Zentralasien – Schauplatz der Weltgeschichte

28.06.2014 von Margarete Wein in Rezension, Wissenschaft
Ältere Semester kennen sie noch, die schwarzen Taschenbücher der in den 1960er Jahren weitverbreitete Fischer Weltgeschichte. Von diesem „Vorgängerwerk“ sagen die Herausgeber der neuen Edition, es habe zeigen wollen, „wie die Menschheit in ihrer Geschichte zum Selbstbewusstsein erwacht“. Zugleich konstatieren sie: „Die Geschichtswissenschaft ist seither zurückhaltender geworden“; die Neue Fischer Weltgeschichte (NFWG) sähe ihren Gegenstand nicht mehr „als einlinigen Fortschrittsprozess, sondern als polyphones Geschehen“.
"Zentralasien" ist der zehnte Band in der Reihe "Neue Fischer Weltgeschichte"
"Zentralasien" ist der zehnte Band in der Reihe "Neue Fischer Weltgeschichte"

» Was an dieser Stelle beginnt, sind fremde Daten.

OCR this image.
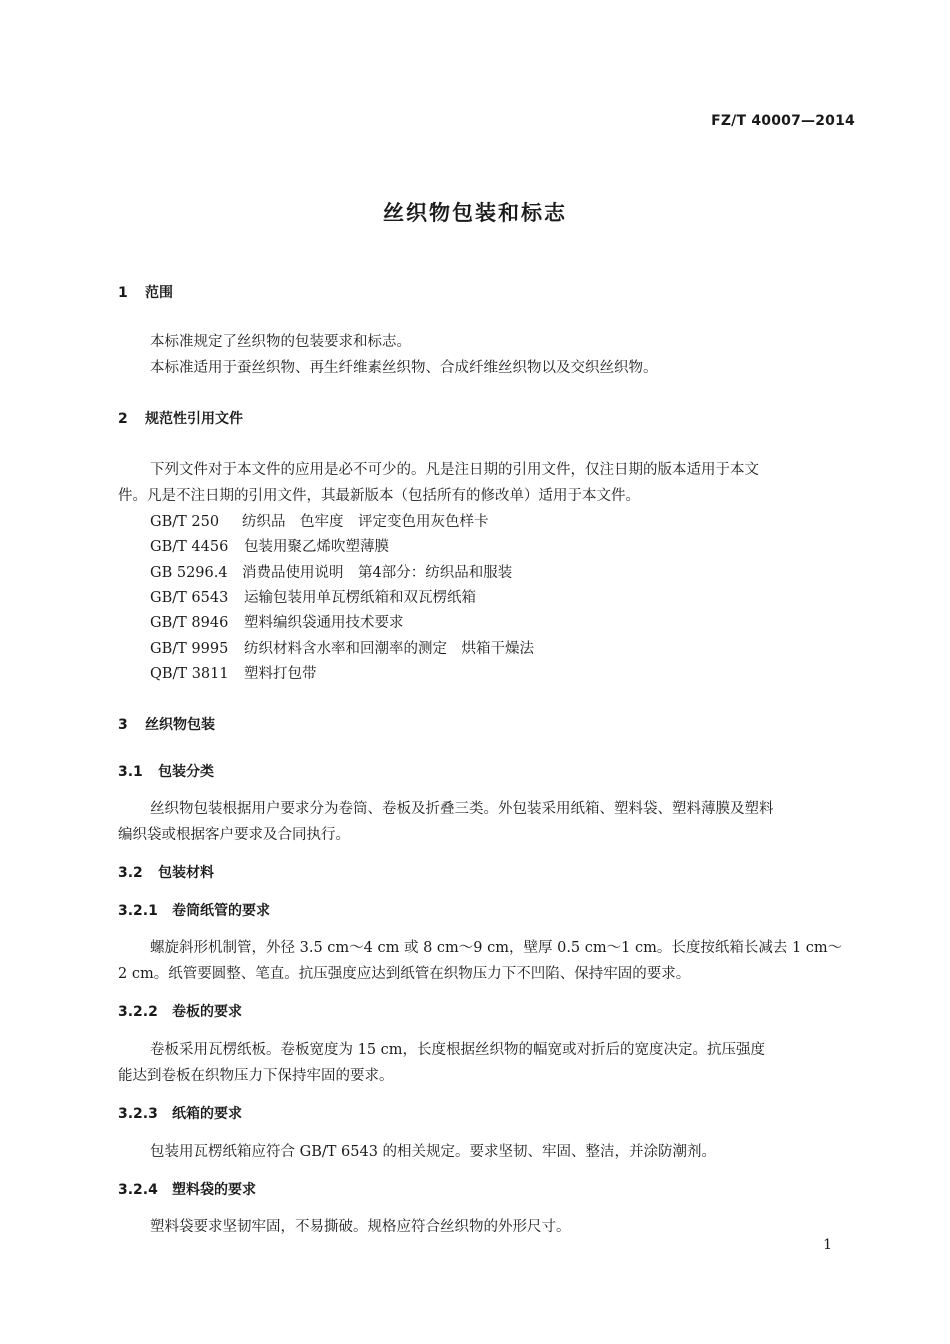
FZ/T 40007—2014
丝织物包装和标志
1 范围
本标准规定了丝织物的包装要求和标志。
本标准适用于蚕丝织物、再生纤维素丝织物、合成纤维丝织物以及交织丝织物。
2 规范性引用文件
下列文件对于本文件的应用是必不可少的。凡是注日期的引用文件，仅注日期的版本适用于本文
件。凡是不注日期的引用文件，其最新版本（包括所有的修改单）适用于本文件。
GB/T 250 纺织品　色牢度　评定变色用灰色样卡
GB/T 4456 包装用聚乙烯吹塑薄膜
GB 5296.4 消费品使用说明　第4部分：纺织品和服装
GB/T 6543 运输包装用单瓦楞纸箱和双瓦楞纸箱
GB/T 8946 塑料编织袋通用技术要求
GB/T 9995 纺织材料含水率和回潮率的测定　烘箱干燥法
QB/T 3811 塑料打包带
3 丝织物包装
3.1 包装分类
丝织物包装根据用户要求分为卷筒、卷板及折叠三类。外包装采用纸箱、塑料袋、塑料薄膜及塑料
编织袋或根据客户要求及合同执行。
3.2 包装材料
3.2.1 卷筒纸管的要求
螺旋斜形机制管，外径 3.5 cm～4 cm 或 8 cm～9 cm，壁厚 0.5 cm～1 cm。长度按纸箱长减去 1 cm～
2 cm。纸管要圆整、笔直。抗压强度应达到纸管在织物压力下不凹陷、保持牢固的要求。
3.2.2 卷板的要求
卷板采用瓦楞纸板。卷板宽度为 15 cm，长度根据丝织物的幅宽或对折后的宽度决定。抗压强度
能达到卷板在织物压力下保持牢固的要求。
3.2.3 纸箱的要求
包装用瓦楞纸箱应符合 GB/T 6543 的相关规定。要求坚韧、牢固、整洁，并涂防潮剂。
3.2.4 塑料袋的要求
塑料袋要求坚韧牢固，不易撕破。规格应符合丝织物的外形尺寸。
1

Zwar noch immer vom Eurozentrismus geprägt, strebe das neue Kompendium doch (mittels konsequent auf globale Sicht zielende, systematische Darstellung der einzelnen Räume durch international anerkannte Experten) zugleich dessen Überwindung an. Wie die alte Fischer Weltgeschichte will die neue – als erste umfassende Universalgeschichte des 21. Jahrhunderts – für lange Zeit ein Standardwerk sein.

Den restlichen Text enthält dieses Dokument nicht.